Once death has occurred, there is a finite amount of time before irreversible damage occurs in the organs, and the decision to go ahead with a transplant must be made quickly.
"It's up to the doctor to help the individual understand what the risk is, but sometimes even we don't even understand the risk," he said.
But Joan McGregor, a bioethicist from Arizona State University, says that organ donation networks are much more "closed" about their procedures than the national blood banks.
Informed Consent
"The blood system went through some very public disasters with kids with hemophilia getting HIV and hepatitis from blood," she said, "My sense is that there should be more national regulations of the screening and the informed consent processes."
McGregor's concern is for the sickest of patients — those who may be in a "weakened state" waiting for a transplant — who may not be capable of making an informed decision about the risk of later developing a disease.
"People need to know what they are getting into," she said.
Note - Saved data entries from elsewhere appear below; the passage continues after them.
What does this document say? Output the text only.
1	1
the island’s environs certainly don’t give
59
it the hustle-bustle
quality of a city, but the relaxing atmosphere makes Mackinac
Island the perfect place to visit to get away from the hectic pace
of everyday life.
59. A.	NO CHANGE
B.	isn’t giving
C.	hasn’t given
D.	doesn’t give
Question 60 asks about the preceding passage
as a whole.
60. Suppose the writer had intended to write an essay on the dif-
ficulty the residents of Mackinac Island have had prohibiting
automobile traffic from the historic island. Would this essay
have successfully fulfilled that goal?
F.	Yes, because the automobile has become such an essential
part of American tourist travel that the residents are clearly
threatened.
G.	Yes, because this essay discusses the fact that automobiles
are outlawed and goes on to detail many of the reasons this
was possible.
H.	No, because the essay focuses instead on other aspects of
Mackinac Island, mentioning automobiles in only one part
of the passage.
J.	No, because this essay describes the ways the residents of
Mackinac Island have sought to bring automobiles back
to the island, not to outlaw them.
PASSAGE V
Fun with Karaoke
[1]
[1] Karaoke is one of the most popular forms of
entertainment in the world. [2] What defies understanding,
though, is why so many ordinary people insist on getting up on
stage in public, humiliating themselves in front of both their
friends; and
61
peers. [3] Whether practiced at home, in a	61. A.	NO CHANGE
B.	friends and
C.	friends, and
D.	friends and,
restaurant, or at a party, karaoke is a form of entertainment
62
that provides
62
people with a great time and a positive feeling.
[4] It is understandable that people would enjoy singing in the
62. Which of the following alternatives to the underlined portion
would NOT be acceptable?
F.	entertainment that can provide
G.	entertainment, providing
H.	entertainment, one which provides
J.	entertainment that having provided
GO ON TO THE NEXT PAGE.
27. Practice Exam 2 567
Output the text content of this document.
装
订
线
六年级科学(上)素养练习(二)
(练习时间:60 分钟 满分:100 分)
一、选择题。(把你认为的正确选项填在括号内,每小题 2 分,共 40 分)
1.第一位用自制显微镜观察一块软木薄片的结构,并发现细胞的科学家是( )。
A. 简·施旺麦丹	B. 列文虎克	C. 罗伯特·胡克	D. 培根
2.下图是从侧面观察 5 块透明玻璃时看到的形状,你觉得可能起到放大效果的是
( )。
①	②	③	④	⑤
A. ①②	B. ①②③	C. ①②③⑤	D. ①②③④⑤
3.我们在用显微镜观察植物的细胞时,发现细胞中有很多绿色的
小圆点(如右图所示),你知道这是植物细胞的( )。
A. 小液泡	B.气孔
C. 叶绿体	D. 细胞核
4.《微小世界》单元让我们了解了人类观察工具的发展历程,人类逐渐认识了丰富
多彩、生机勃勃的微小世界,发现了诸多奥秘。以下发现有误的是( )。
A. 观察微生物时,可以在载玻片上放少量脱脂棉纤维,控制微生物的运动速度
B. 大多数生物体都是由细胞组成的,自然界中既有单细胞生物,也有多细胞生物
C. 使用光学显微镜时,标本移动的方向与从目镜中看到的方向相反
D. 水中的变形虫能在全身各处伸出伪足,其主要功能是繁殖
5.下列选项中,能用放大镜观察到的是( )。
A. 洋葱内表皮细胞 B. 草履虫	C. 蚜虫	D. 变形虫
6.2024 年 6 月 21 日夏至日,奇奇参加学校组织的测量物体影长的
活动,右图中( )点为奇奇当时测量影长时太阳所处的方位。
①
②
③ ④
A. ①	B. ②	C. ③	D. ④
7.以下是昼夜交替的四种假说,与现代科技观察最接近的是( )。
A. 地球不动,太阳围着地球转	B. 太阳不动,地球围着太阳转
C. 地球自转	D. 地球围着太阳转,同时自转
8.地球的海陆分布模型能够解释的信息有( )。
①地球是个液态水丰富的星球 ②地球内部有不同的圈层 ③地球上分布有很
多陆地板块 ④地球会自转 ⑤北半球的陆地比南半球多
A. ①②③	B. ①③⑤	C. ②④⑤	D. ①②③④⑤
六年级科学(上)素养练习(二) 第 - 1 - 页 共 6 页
Transplant surgeon Johnson agrees that the average patient may not have a "sophisticated" medical background and relies on the doctor to assess potential risks. That, too, can be problematic.
"You impose your own bias on them and force them into a decision that may not be right for them," Johnson said.
"It's a really hard decision what to do with the poor guy in the ICU on a breathing machine hours away from death's door," he said. "An organ comes up and you talk to the family and make a decision, and the guy wakes up and we tell him we gave him a high-risk organ, and he says he didn't want it."
Still, Johnson argues those risks are relatively small. "Most patients who get organ transplants die of natural causes," he said. "The organs are out-living the patients."